Une application pratique de la rythmologie moléculaire: le dépistage des effets pro-arythmiques des substances pharmacologiques

Plus de la moitié des médicaments qui ont été retirés du marché depuis 1998 l’ont été parce que ces médicaments créent des troubles du rythme cardiaque [7]. Cet effet, qui concerne de nombreuses classes de médicaments (voir à ce sujet http://www.qtdrugs.org/), est lié dans la majorité des cas à un allongement de la repolarisation cardiaque (espace QT de l’électrocardiogramme, voir encadré). Les accidents rythmologiques induits par les médicaments ont une incidence si faible (mais une gravité extrême) qu’ils ne sont généralement pas dépistés au cours des essais cliniques nécessaires à la constitution du dossier d’enregistrement. L’électrophysiologie moléculaire a apporté une solution pratique à ce problème. En effet, il a été démontré que les substances qui allongent de façon incidente la repolarisation cardiaque sont des bloqueurs des canaux K+ HERG (human ether a go-go related gene). préalablement identifiés par une approche de génétique inverse comme étant responsables du syndrome du QT long congénital LQT2. Ainsi, la « recommandation » des agences américaine et européenne est dorénavant que l’affinité pour le canal HERG de toute nouvelle entité chimique soit évaluée par les techniques d’électrophysiologie moléculaire avant toute administration à l’homme.
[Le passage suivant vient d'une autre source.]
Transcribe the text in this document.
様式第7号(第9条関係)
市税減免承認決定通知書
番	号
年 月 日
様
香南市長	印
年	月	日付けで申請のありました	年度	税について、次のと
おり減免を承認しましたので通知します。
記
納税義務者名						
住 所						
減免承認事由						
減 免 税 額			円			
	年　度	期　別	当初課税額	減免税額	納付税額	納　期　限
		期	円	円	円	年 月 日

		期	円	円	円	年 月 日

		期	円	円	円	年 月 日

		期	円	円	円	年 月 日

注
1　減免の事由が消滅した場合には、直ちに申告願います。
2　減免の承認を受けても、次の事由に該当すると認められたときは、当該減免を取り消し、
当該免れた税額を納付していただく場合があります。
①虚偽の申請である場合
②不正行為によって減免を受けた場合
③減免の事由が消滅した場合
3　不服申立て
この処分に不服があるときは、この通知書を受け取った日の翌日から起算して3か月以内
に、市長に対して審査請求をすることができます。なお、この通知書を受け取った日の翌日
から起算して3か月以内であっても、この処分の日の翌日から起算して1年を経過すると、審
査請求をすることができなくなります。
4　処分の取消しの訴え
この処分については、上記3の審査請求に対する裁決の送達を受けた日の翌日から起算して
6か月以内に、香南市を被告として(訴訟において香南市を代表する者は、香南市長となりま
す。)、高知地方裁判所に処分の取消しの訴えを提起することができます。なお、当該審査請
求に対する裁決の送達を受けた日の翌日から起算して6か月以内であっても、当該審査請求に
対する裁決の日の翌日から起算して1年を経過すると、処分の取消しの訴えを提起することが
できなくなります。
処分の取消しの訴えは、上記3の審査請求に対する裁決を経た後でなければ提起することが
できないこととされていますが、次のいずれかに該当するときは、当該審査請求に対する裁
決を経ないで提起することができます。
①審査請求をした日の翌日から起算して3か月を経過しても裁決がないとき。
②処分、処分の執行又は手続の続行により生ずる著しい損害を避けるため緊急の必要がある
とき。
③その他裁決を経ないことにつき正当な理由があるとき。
Le stade ultime: l’intégration informatique/le physiome

L’électrophysiologie, discipline à la frontière entre la physiologie et la biophysique, propose une approche quantitative du fonctionnement cellulaire. Chaque courant ionique peut être caractérisé par un ensemble d’équations plus ou moins complexes qui décrivent ses propriétés élémentaires (activation, inactivation, réactivation…). L’ensemble des équations rapportant les caractéristiques de l’ensemble des courants d’une cellule cardiaque permet de reconstituer par informatique son activité électrique élémentaire: le potentiel d’action. L’intégration des différents signaux électriques issus d’un syncytium tridimensionnel de cellules de caractéristiques électrophysiologiques variées (les courants ioniques ont une répartition inhomogène dans l’épaisseur du myocarde; [8]) permet de reconstituer par informatique un tracé électrocardiographique de surface [9]. Ces approches informatiques sont d’une utilité certaine à la compréhension des mécanismes cellulaires et surtout multicellulaires qui engendrent les troubles du rythme. A un stade ultime, on peut imaginer ajouter à cette intégration électrophysiologique les données multiples issues des analyses du transcriptome et du protéome qui décrivent les niveaux d’expression respectifs des canaux ioniques, de leurs variants d’épissage et de leurs nombreux régulateurs dans une situation physiologique et dans une situation pathologique (remodelage). L’aboutissement de cette démarche (physiome) permettra l’intégration quantitative des données du génome et de la physiologie [10]. Elle sera certainement d’une importance majeure dans le processus de développement du médicament.